PharmExpert expects a minor fall in medicine use, both in ruble terms and in units — the first declines in the past 20 years.
The pharmaceuticals companies say their representatives are not doing anything unethical or illegal.
“Promoting prescription drugs is essential to providing medical workers with knowledge about the latest treatment methods and the constantly changing information about diseases, treatments and medicines,” said Fabio Landazabal, the head of GlaxoSmithKline in Russia. They also provide a reverse link for doctors to communicate with producers.
GlaxoSmithKline does not allow representatives to give doctors expensive presents or money, Landazabal said. They are also not allowed to hold cultural, entertainment or sports events.
Representatives from transnational companies are essentially working as sources of information; they explain when and to whom it is best to prescribe which medicine, said a representative from a European pharmaceuticals producer, who agreed to speak on condition of anonymity.
“We can give a doctor a bouquet and candy on Women’s Day, but we don’t offer money or a percentage of the sales, just like staff from the majority of other innovative producers,” she said. “I’ve heard of companies whose representatives offer doctors money, but hardly every doctor agrees to that.”
To evaluate the effectiveness of their work with doctors, she said, the company analyzes sales of the medicines they are promoting at pharmacies located on site.
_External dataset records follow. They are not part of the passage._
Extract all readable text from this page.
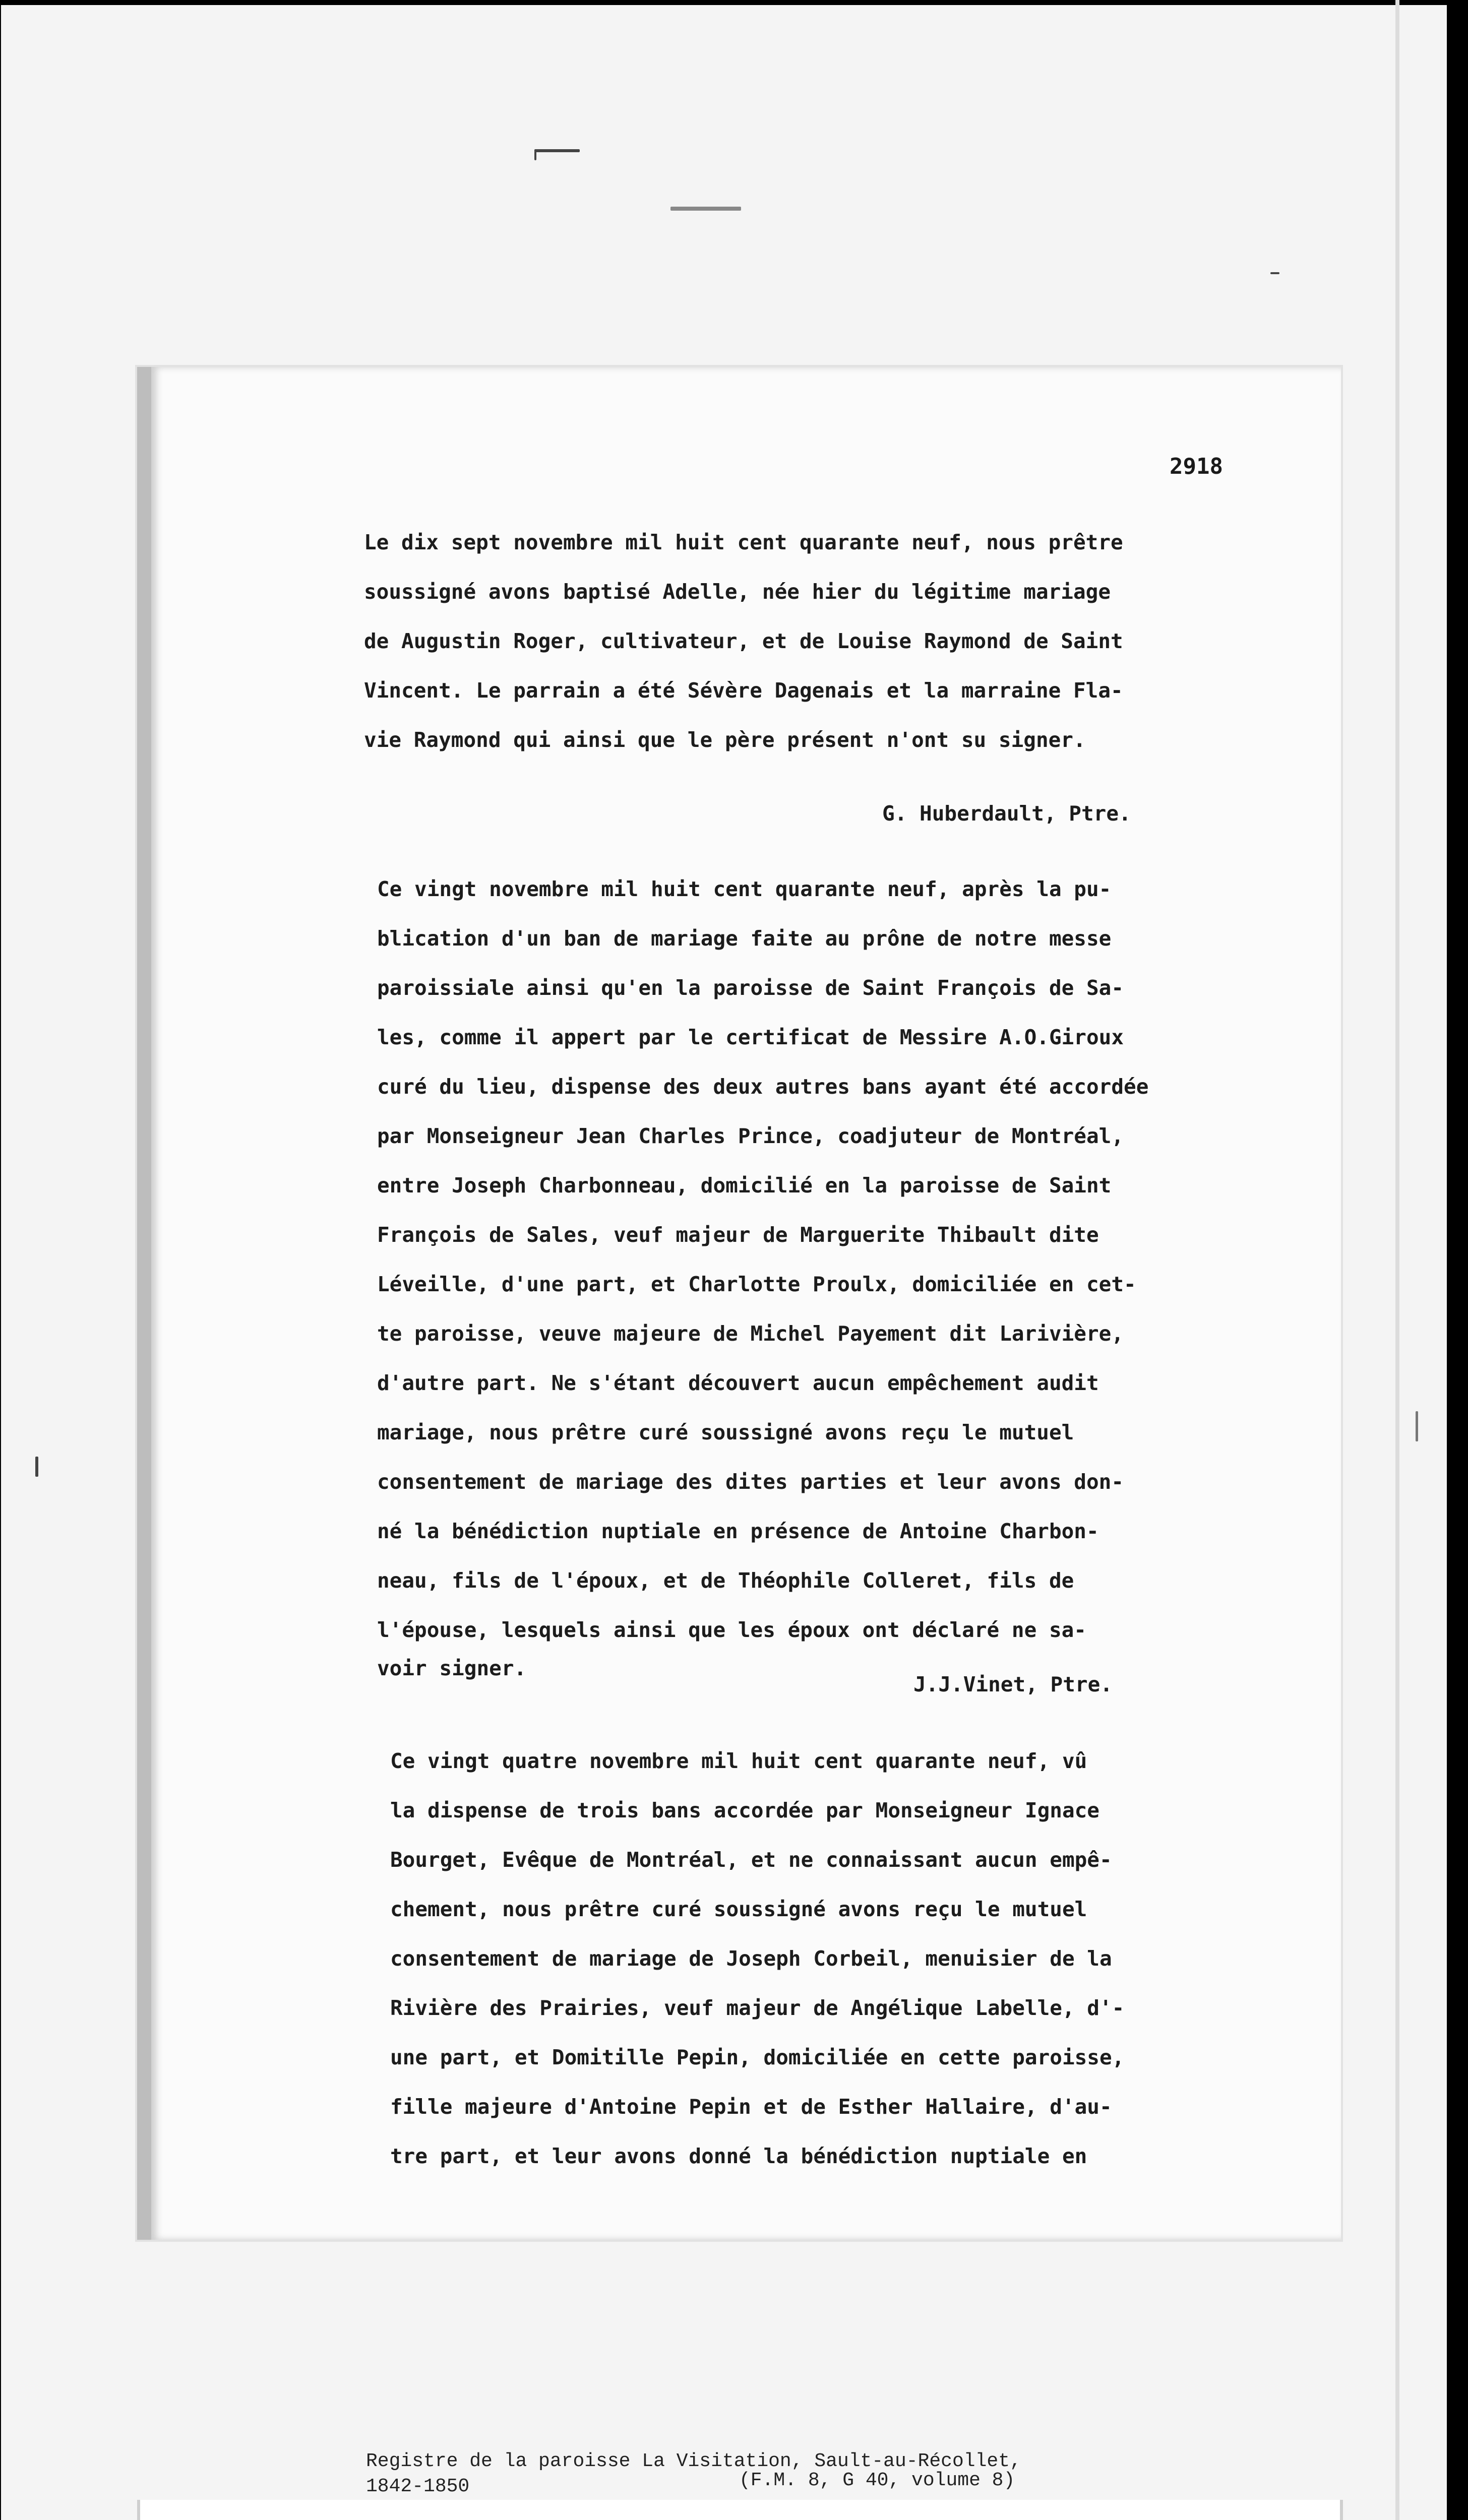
2918
Le dix sept novembre mil huit cent quarante neuf, nous prêtre
soussigné avons baptisé Adelle, née hier du légitime mariage
de Augustin Roger, cultivateur, et de Louise Raymond de Saint
Vincent. Le parrain a été Sévère Dagenais et la marraine Fla-
vie Raymond qui ainsi que le père présent n'ont su signer.
G. Huberdault, Ptre.
Ce vingt novembre mil huit cent quarante neuf, après la pu-
blication d'un ban de mariage faite au prône de notre messe
paroissiale ainsi qu'en la paroisse de Saint François de Sa-
les, comme il appert par le certificat de Messire A.O.Giroux
curé du lieu, dispense des deux autres bans ayant été accordée
par Monseigneur Jean Charles Prince, coadjuteur de Montréal,
entre Joseph Charbonneau, domicilié en la paroisse de Saint
François de Sales, veuf majeur de Marguerite Thibault dite
Léveille, d'une part, et Charlotte Proulx, domiciliée en cet-
te paroisse, veuve majeure de Michel Payement dit Larivière,
d'autre part. Ne s'étant découvert aucun empêchement audit
mariage, nous prêtre curé soussigné avons reçu le mutuel
consentement de mariage des dites parties et leur avons don-
né la bénédiction nuptiale en présence de Antoine Charbon-
neau, fils de l'époux, et de Théophile Colleret, fils de
l'épouse, lesquels ainsi que les époux ont déclaré ne sa-
voir signer.
J.J.Vinet, Ptre.
Ce vingt quatre novembre mil huit cent quarante neuf, vû
la dispense de trois bans accordée par Monseigneur Ignace
Bourget, Evêque de Montréal, et ne connaissant aucun empê-
chement, nous prêtre curé soussigné avons reçu le mutuel
consentement de mariage de Joseph Corbeil, menuisier de la
Rivière des Prairies, veuf majeur de Angélique Labelle, d'-
une part, et Domitille Pepin, domiciliée en cette paroisse,
fille majeure d'Antoine Pepin et de Esther Hallaire, d'au-
tre part, et leur avons donné la bénédiction nuptiale en
Registre de la paroisse La Visitation, Sault-au-Récollet,
1842-1850	(F.M. 8, G 40, volume 8)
The representatives recommend which pharmacies to send patients to, so that the medicine is guaranteed to be available.
Kuzin, of DSM Group, agreed that there were only isolated cases where drug makers pay doctors. It would be easy to uncover a doctor’s financial interest since identifying information is on each prescription, he said.
After Putin’s statement, pharmaceutical companies were reluctant to discuss their representatives. Questions about their number and duties went unanswered by major corporations such as Sanofi-Aventis, Nycomed, Bayer-Schering Pharma and Novartis.
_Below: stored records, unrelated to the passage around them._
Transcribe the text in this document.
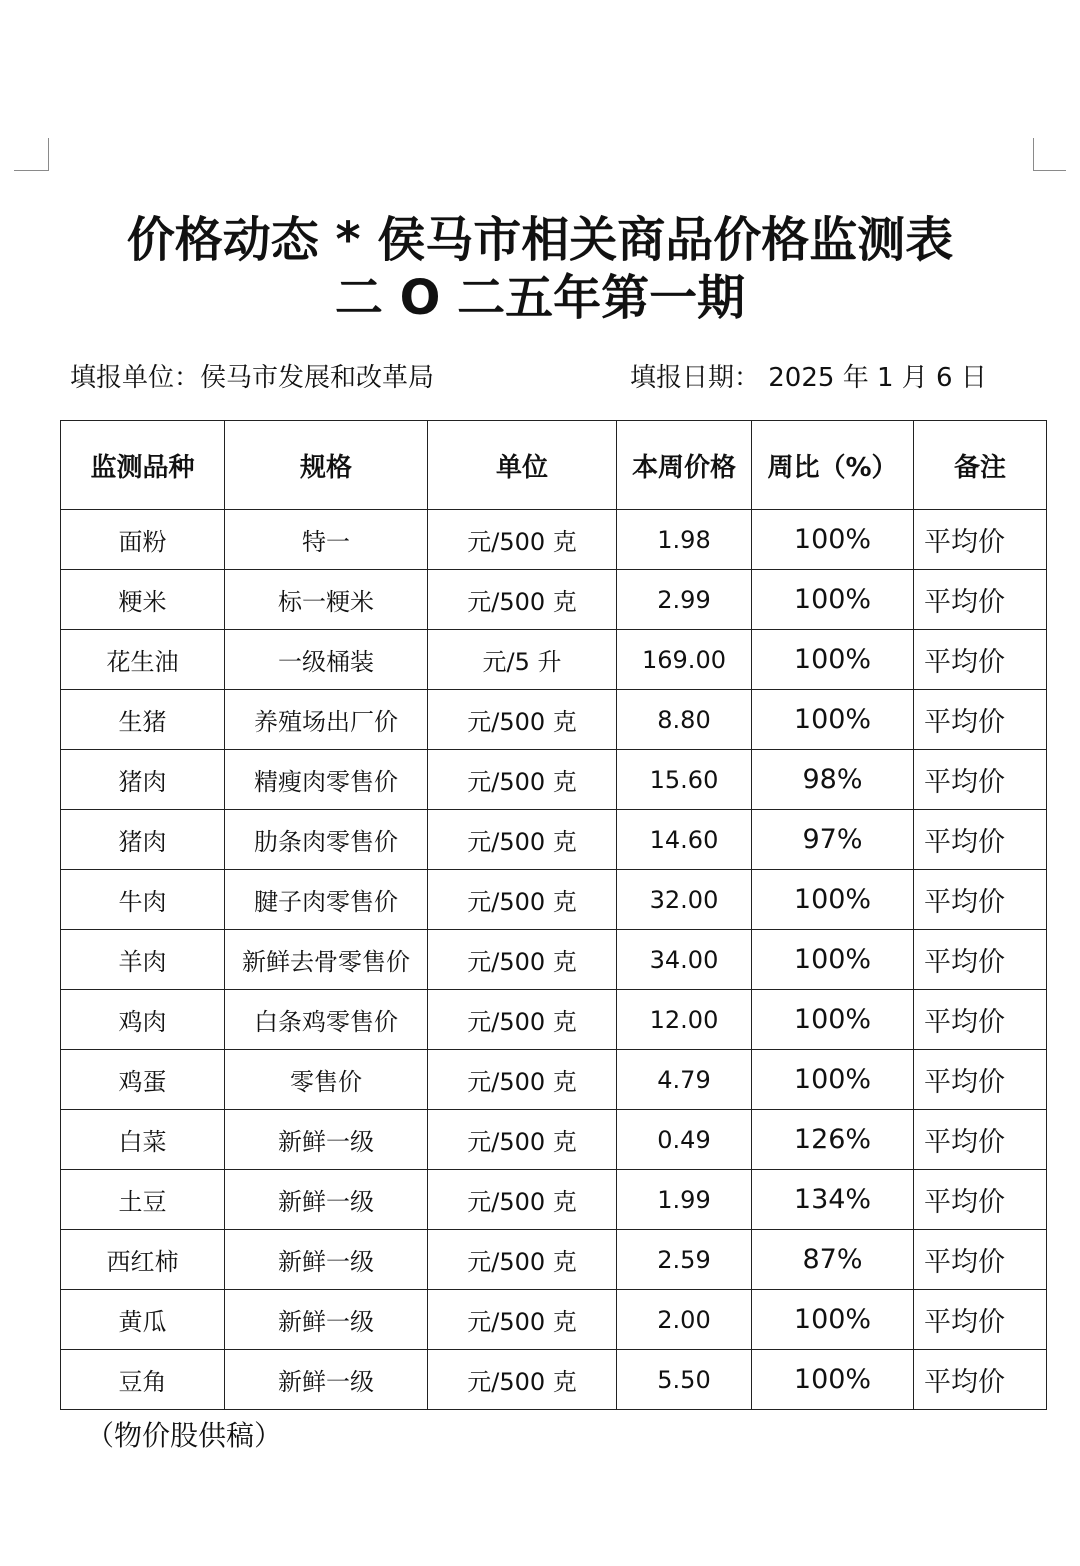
价格动态 * 侯马市相关商品价格监测表
二 O 二五年第一期
填报单位：侯马市发展和改革局	填报日期： 2025 年 1 月 6 日
监测品种	规格	单位	本周价格	周比（%）	备注
面粉	特一	元/500 克	1.98	100%	平均价
粳米	标一粳米	元/500 克	2.99	100%	平均价
花生油	一级桶装	元/5 升	169.00	100%	平均价
生猪	养殖场出厂价	元/500 克	8.80	100%	平均价
猪肉	精瘦肉零售价	元/500 克	15.60	98%	平均价
猪肉	肋条肉零售价	元/500 克	14.60	97%	平均价
牛肉	腱子肉零售价	元/500 克	32.00	100%	平均价
羊肉	新鲜去骨零售价	元/500 克	34.00	100%	平均价
鸡肉	白条鸡零售价	元/500 克	12.00	100%	平均价
鸡蛋	零售价	元/500 克	4.79	100%	平均价
白菜	新鲜一级	元/500 克	0.49	126%	平均价
土豆	新鲜一级	元/500 克	1.99	134%	平均价
西红柿	新鲜一级	元/500 克	2.59	87%	平均价
黄瓜	新鲜一级	元/500 克	2.00	100%	平均价
豆角	新鲜一级	元/500 克	5.50	100%	平均价
（物价股供稿）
Each of the 20 largest pharmaceutical makers working in Russia has about 200 to 250 representatives, while the rest have fewer, the executive from the foreign company said. At the very least, there are some 7,000 to 8,000 such representatives.
According to HeadHunter, pharmaceuticals firms were offering an average monthly salary of $1,268 for representatives, plus social benefits. Additionally, 45 percent of firms are willing to provide a company car and 35 percent include a notebook computer.
Ten percent are willing to compensate employees for their promotion expenses. The vacancy notices do not clarify what those expenses might be.
The average monthly cost for a company to employ a representative is about 160,000 rubles ($5,450), including bonuses, auto expenses, promotional materials and unified social tax payments, said Melik-Guseinov, of PharmExpert.
Pharmaceuticals representatives rank second in Moscow as the most sought-after professionals, behind only insurance agents, said Mikhail Zhukov, chief of the HeadHunter group. There are 1.7 resumes for every vacancy in the field, whereas the figure for economists is 21, he said.